Following viral infection, host cells alter their microRNAs (miRNAs) expression as a defense against infection, while viruses can circumvent host defense and promote their own propagation by affecting host cellular miRNAs expression or by expressing their own miRNAs

Figure 2

Influenza infection of airway epithelial cells induces or inhibits certain cellular microRNAs (miRNAs) expression in favor of viral replication, pathogenesis, and also suppress anti‐viral responses. However, certain cellular miRNAs can inhibit replication of influenza in infected cells, and certain miRNAs play important roles in priming airway cells for repair and regeneration following influenza infection

Figure 3

Following RSV respiratory infection, an altered expression profile of certain cellular miRNAs, specifically immune‐associated miRNAs, occurs in order to inhibit viral replication and preserve the airway epithelial barrier; meanwhile, the virus induces or inhibits the expression of other miRNAs that favor viral replication.
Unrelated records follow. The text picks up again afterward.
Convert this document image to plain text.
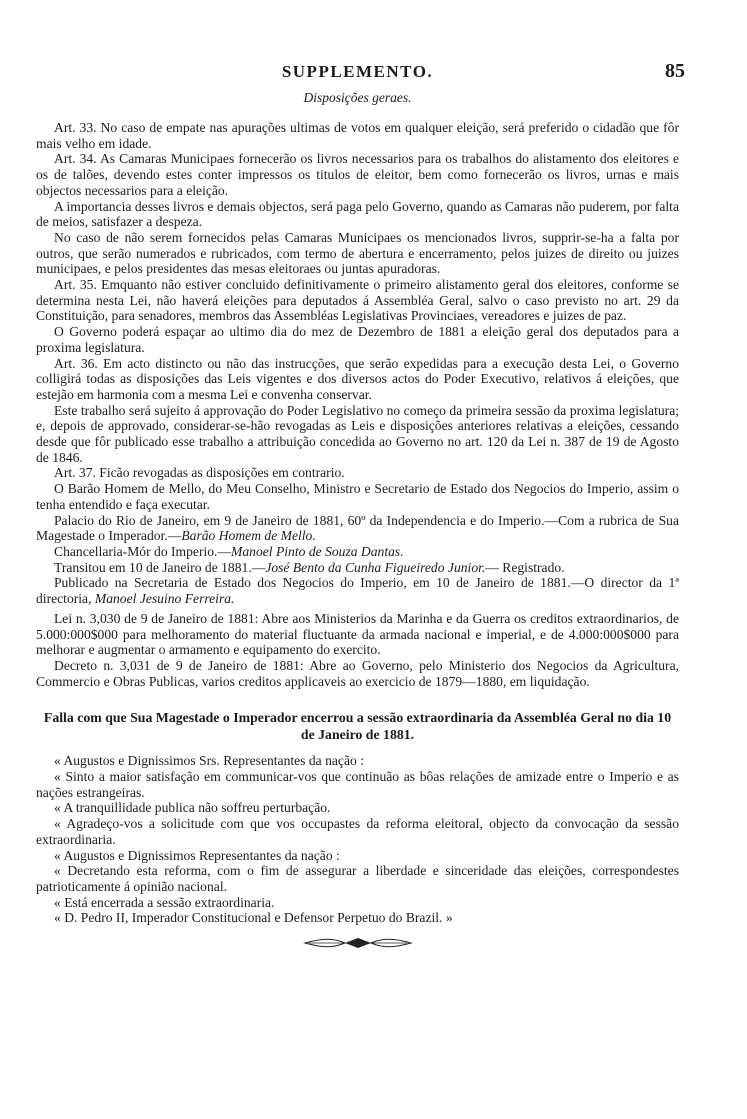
SUPPLEMENTO.	85
Disposições geraes.

Art. 33. No caso de empate nas apurações ultimas de votos em qualquer eleição, será preferido o cidadão que fôr mais velho em idade.

Art. 34. As Camaras Municipaes fornecerão os livros necessarios para os trabalhos do alistamento dos eleitores e os de talões, devendo estes conter impressos os titulos de eleitor, bem como fornecerão os livros, urnas e mais objectos necessarios para a eleição.

A importancia desses livros e demais objectos, será paga pelo Governo, quando as Camaras não puderem, por falta de meios, satisfazer a despeza.

No caso de não serem fornecidos pelas Camaras Municipaes os mencionados livros, supprir-se-ha a falta por outros, que serão numerados e rubricados, com termo de abertura e encerramento, pelos juizes de direito ou juizes municipaes, e pelos presidentes das mesas eleitoraes ou juntas apuradoras.

Art. 35. Emquanto não estiver concluido definitivamente o primeiro alistamento geral dos eleitores, conforme se determina nesta Lei, não haverá eleições para deputados á Assembléa Geral, salvo o caso previsto no art. 29 da Constituição, para senadores, membros das Assembléas Legislativas Provinciaes, vereadores e juizes de paz.

O Governo poderá espaçar ao ultimo dia do mez de Dezembro de 1881 a eleição geral dos deputados para a proxima legislatura.

Art. 36. Em acto distincto ou não das instrucções, que serão expedidas para a execução desta Lei, o Governo colligirá todas as disposições das Leis vigentes e dos diversos actos do Poder Executivo, relativos á eleições, que estejão em harmonia com a mesma Lei e convenha conservar.

Este trabalho será sujeito á approvação do Poder Legislativo no começo da primeira sessão da proxima legislatura; e, depois de approvado, considerar-se-hão revogadas as Leis e disposições anteriores relativas a eleições, cessando desde que fôr publicado esse trabalho a attribuição concedida ao Governo no art. 120 da Lei n. 387 de 19 de Agosto de 1846.

Art. 37. Ficão revogadas as disposições em contrario.

O Barão Homem de Mello, do Meu Conselho, Ministro e Secretario de Estado dos Negocios do Imperio, assim o tenha entendido e faça executar.

Palacio do Rio de Janeiro, em 9 de Janeiro de 1881, 60º da Independencia e do Imperio.—Com a rubrica de Sua Magestade o Imperador.—Barão Homem de Mello.

Chancellaria-Mór do Imperio.—Manoel Pinto de Souza Dantas.

Transitou em 10 de Janeiro de 1881.—José Bento da Cunha Figueiredo Junior.— Registrado.

Publicado na Secretaria de Estado dos Negocios do Imperio, em 10 de Janeiro de 1881.—O director da 1ª directoria, Manoel Jesuino Ferreira.

Lei n. 3,030 de 9 de Janeiro de 1881: Abre aos Ministerios da Marinha e da Guerra os creditos extraordinarios, de 5.000:000$000 para melhoramento do material fluctuante da armada nacional e imperial, e de 4.000:000$000 para melhorar e augmentar o armamento e equipamento do exercito.

Decreto n. 3,031 de 9 de Janeiro de 1881: Abre ao Governo, pelo Ministerio dos Negocios da Agricultura, Commercio e Obras Publicas, varios creditos applicaveis ao exercicio de 1879—1880, em liquidação.

Falla com que Sua Magestade o Imperador encerrou a sessão extraordinaria da Assembléa Geral no dia 10 de Janeiro de 1881.

« Augustos e Dignissimos Srs. Representantes da nação :

« Sinto a maior satisfação em communicar-vos que continuão as bôas relações de amizade entre o Imperio e as nações estrangeiras.

« A tranquillidade publica não soffreu perturbação.

« Agradeço-vos a solicitude com que vos occupastes da reforma eleitoral, objecto da convocação da sessão extraordinaria.

« Augustos e Dignissimos Representantes da nação :

« Decretando esta reforma, com o fim de assegurar a liberdade e sinceridade das eleições, correspondestes patrioticamente á opinião nacional.

« Está encerrada a sessão extraordinaria.

« D. Pedro II, Imperador Constitucional e Defensor Perpetuo do Brazil. »
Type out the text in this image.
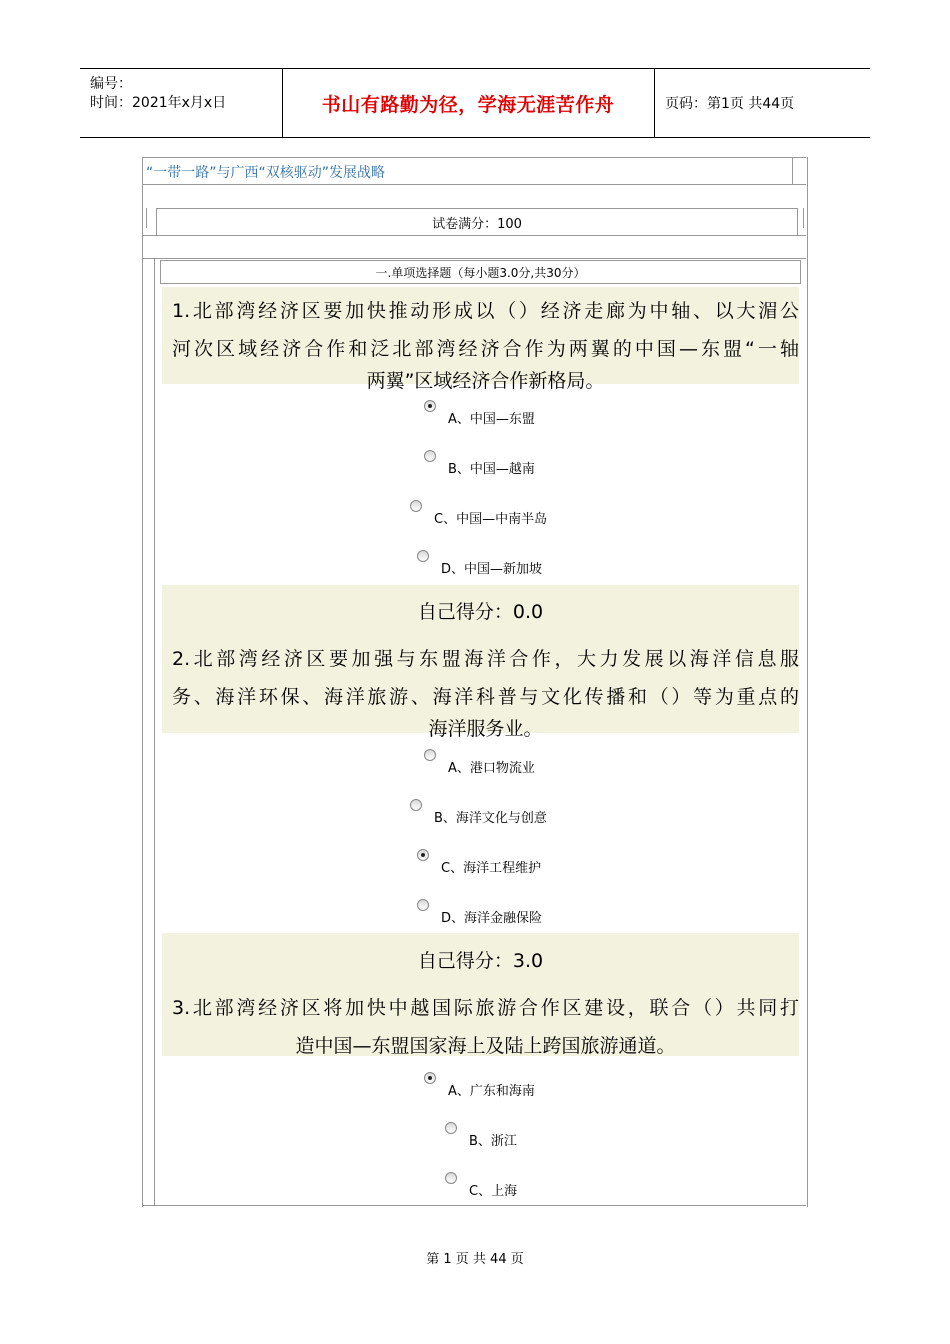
编号：
时间：2021年x月x日	书山有路勤为径，学海无涯苦作舟	页码：第1页 共44页
“一带一路”与广西“双核驱动”发展战略
试卷满分：100
一.单项选择题（每小题3.0分,共30分）
1.北部湾经济区要加快推动形成以（）经济走廊为中轴、以大湄公
河次区域经济合作和泛北部湾经济合作为两翼的中国—东盟“一轴
两翼”区域经济合作新格局。
A、中国—东盟
B、中国—越南
C、中国—中南半岛
D、中国—新加坡
自己得分：0.0
2.北部湾经济区要加强与东盟海洋合作，大力发展以海洋信息服
务、海洋环保、海洋旅游、海洋科普与文化传播和（）等为重点的
海洋服务业。
A、港口物流业
B、海洋文化与创意
C、海洋工程维护
D、海洋金融保险
自己得分：3.0
3.北部湾经济区将加快中越国际旅游合作区建设，联合（）共同打
造中国—东盟国家海上及陆上跨国旅游通道。
A、广东和海南
B、浙江
C、上海
第 1 页 共 44 页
The RSV G protein enhances let‐7f, the RSV NS1/NS2 proteins decrease miR‐30b and enhance let‐7i, and RSV infection decrease miR‐221, which is an advantage for the virus

Figure 4

Coronaviruses interact with the host cell at the onset of infection and induces several changes in host cellular microRNAs (miRNAs) expression profile to their own advantage; severe acute respiratory syndrome‐coronavirus (SARS‐CoV) uses cellular miRNAs machinery to evade immune elimination 64; in Middle East respiratory syndrome‐coronavirus (MERS‐CoV), host cells miRNAs would be an anti‐viral therapeutic agent 111, and the N protein of OC43‐coronavirus (OC43‐CoV) causes potentiation of nuclear factor kappa B (NF‐kB) activation via binding to its negative regulator miR‐9 65

Figure 5

In rhinoviruses infection, cellular microRNAs play anti‐viral responses against viruses 38, human metapneumovirus (HMPV) M2‐2 regulates the host cell microRNAs response to infection 67, and HHV‐6A miR‐U86 targets the HHV‐6A IE gene U86, thereby regulating virus lytic replication 116.

Figure 6

Adenovirus encodes viral miRNAs (miVARNAs) that potently inhibit human pre‐microRNA (miRNA) via inhibition the nuclear export of pre‐miRNA, competition for the exportin 5, and inhibition of Dicer activity by direct binding of Dicer. The miVARNAs are able to target cellular and viral genes that are important for virus cell cycle. Adenovirus miVARNAs target cellular genes involved in cell proliferation, DNA repairing, and RNA regulation. However, cellular miRNAs may play a role in anti‐adenovirus replication by regulating virus gene expression.

Figure 7

Human cytomegalovirus, a DNA virus, encodes its own microRNAs, and human cytomegalovirus microRNAs target both viral and cellular genes in order to; first regulation of viral replication, second regulation of viral latency infection, and third regulation of cellular anti‐viral immunity.